Last years wasn't the best for bank stocks. Although many companies felt pressure, banks feel the impact of inflation and rising interest rates more acutely than some other companies. In general, those two conditions lead to higher default rates and hit banks' net interest income. There are positives, though, such as increases in deposits.

However, although they struggled through most of the year, bank stocks have soared since the Federal Reserve said last month that it might cut interest rates in 2024. Some bank stocks closed out the year beating the market, but there are still bargains to be had. Warren Buffett is known for his embrace of the value approach to investing, and his two favorite bank stocks these days are also incredibly cheap. If you're looking for quality value stocks, consider buying Ally (ALLY 0.41%) and Bank of America (BAC -0.21%).

1. Ally Financial: The digital banking superstar

Ally is the largest all-digital bank in the U.S. It started as the financial arm of General Motors, and it was spun off to become a separate company, but it retains a robust auto lending segment.

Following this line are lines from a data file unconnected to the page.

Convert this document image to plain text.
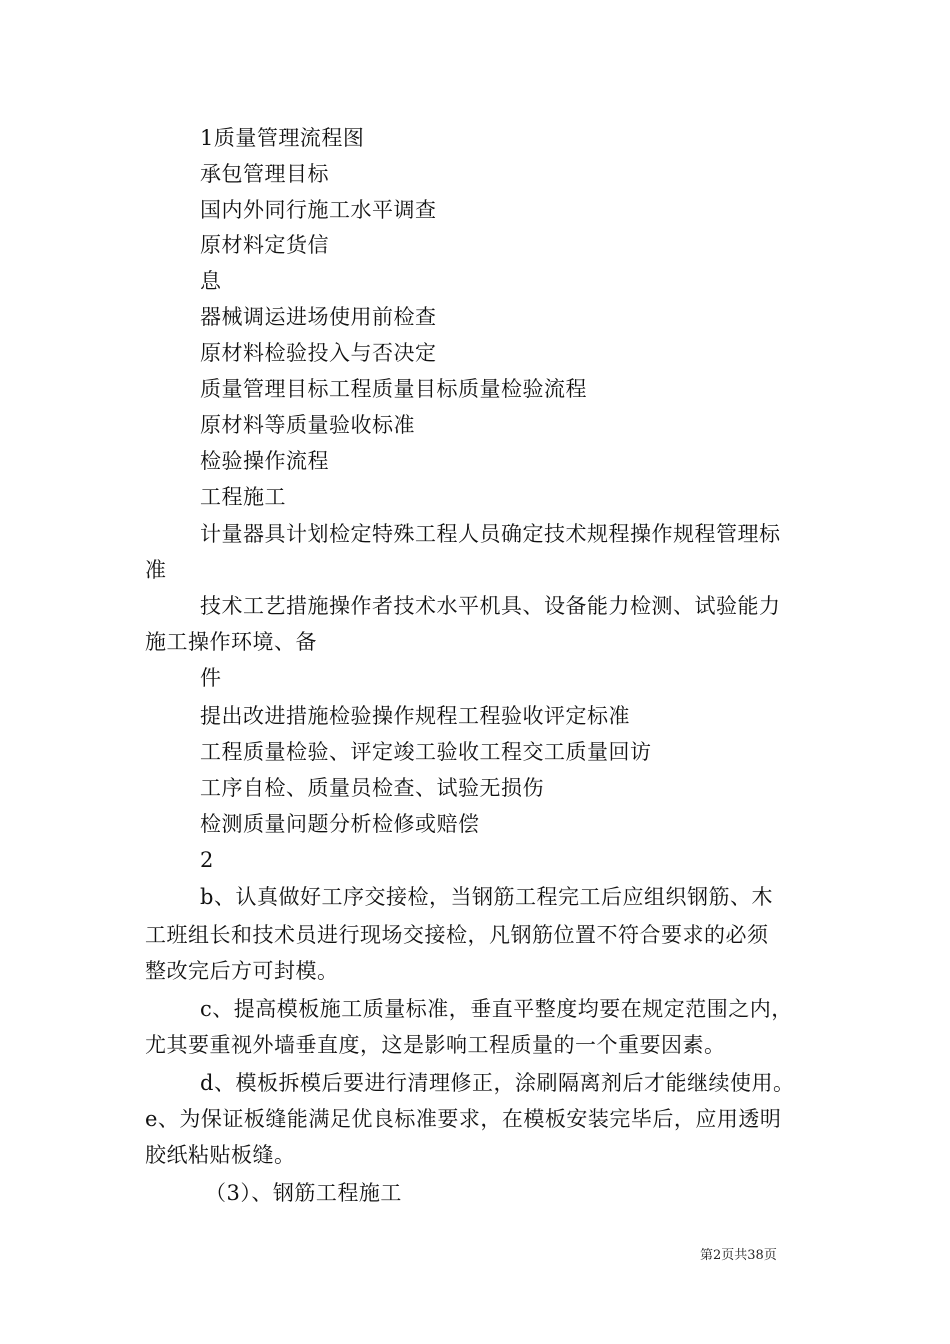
1质量管理流程图
承包管理目标
国内外同行施工水平调查
原材料定货信
息
器械调运进场使用前检查
原材料检验投入与否决定
质量管理目标工程质量目标质量检验流程
原材料等质量验收标准
检验操作流程
工程施工
计量器具计划检定特殊工程人员确定技术规程操作规程管理标
准
技术工艺措施操作者技术水平机具、设备能力检测、试验能力
施工操作环境、备
件
提出改进措施检验操作规程工程验收评定标准
工程质量检验、评定竣工验收工程交工质量回访
工序自检、质量员检查、试验无损伤
检测质量问题分析检修或赔偿
2
b、认真做好工序交接检，当钢筋工程完工后应组织钢筋、木
工班组长和技术员进行现场交接检，凡钢筋位置不符合要求的必须
整改完后方可封模。
c、提高模板施工质量标准，垂直平整度均要在规定范围之内，
尤其要重视外墙垂直度，这是影响工程质量的一个重要因素。
d、模板拆模后要进行清理修正，涂刷隔离剂后才能继续使用。
e、为保证板缝能满足优良标准要求，在模板安装完毕后，应用透明
胶纸粘贴板缝。
（3）、钢筋工程施工
第2页共38页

Auto lending was still strong in 2023 despite the negative impact of high interest rates. Ally had a record 3.7 million applications, but with its effective risk-management software, it had a 30% approval rate and originated $10.6 billion in loans.

But it also offers a full suite of digital services and some of the best user experiences a customer can find in digital banking. It consistently scores high on customer satisfaction metrics, and it's been expanding in important ways.

Retail customers increased by more than 300,000 to 3 million, and deposits increased by more than $7 billion year over year in the third quarter to $153 billion. Ally has an industry-leading 96% retention rate, and as more members discover the benefits Ally has to offer, these customers provide years of revenue and income generation.

That doesn't mean there's no pressure now. Net interest income is shrinking, and return on tangible common equity has declined. The charge-off rate has increased in line with expectations. But these are short-term trends related to the cyclical nature of banking and they are consistent with industry trends.

Ally stock trades at a price-to-earnings ratio of less than 10 and price-to-book ratio of less than 1. It was even cheaper than its current price for a while, but it has gained more than other bank stocks on the positive interest rate news. That might be because it was so cheap before, or because its potential looks very strong. However, even at higher prices, it remains cheaper than most other large banks.

Ally pays a dividend that yields 3.5% at the current price, and this bank's stock could add value to your portfolio for decades.

2. Bank of America: The large consumer banking giant

Bank of America is the second-largest U.S. bank by assets, and it's been Buffett's favorite bank stock for years. That could be due to its large consumer banking division. Buffett has stated many times that he loves companies that are brand favorites and have a strong role in the U.S. economy, and BofA hits both of those check marks.

Its consumer banking division demonstrated strength in the third quarter with 200,000 new bank accounts and 1.1 million new credit cards. Consumer investment accounts increased 10% over last year, and investment account assets increased 28%. However, average deposits decreased from last year, and higher reserve build and charge-off rates led to lower net income for the segment.

As consumer banking was mixed, wealth management and investment banking are starting to become more prominent parts of the business. There was a 20% year-over-year increase in wealth management relationships and a 26% increase in business lending revenue for Bank of America. That helped drive higher total net income in the 2023 third quarter despite a higher consolidated reserve build and charge-off rate.

Bank of America stock trades at less than 10 times trailing-12-month earnings and just over 1 times book value, making it just a tad more expensive than Ally in terms of valuation. Its dividend yields 2.9%, and it's a strong candidate for a solid anchor stock in a diversified portfolio.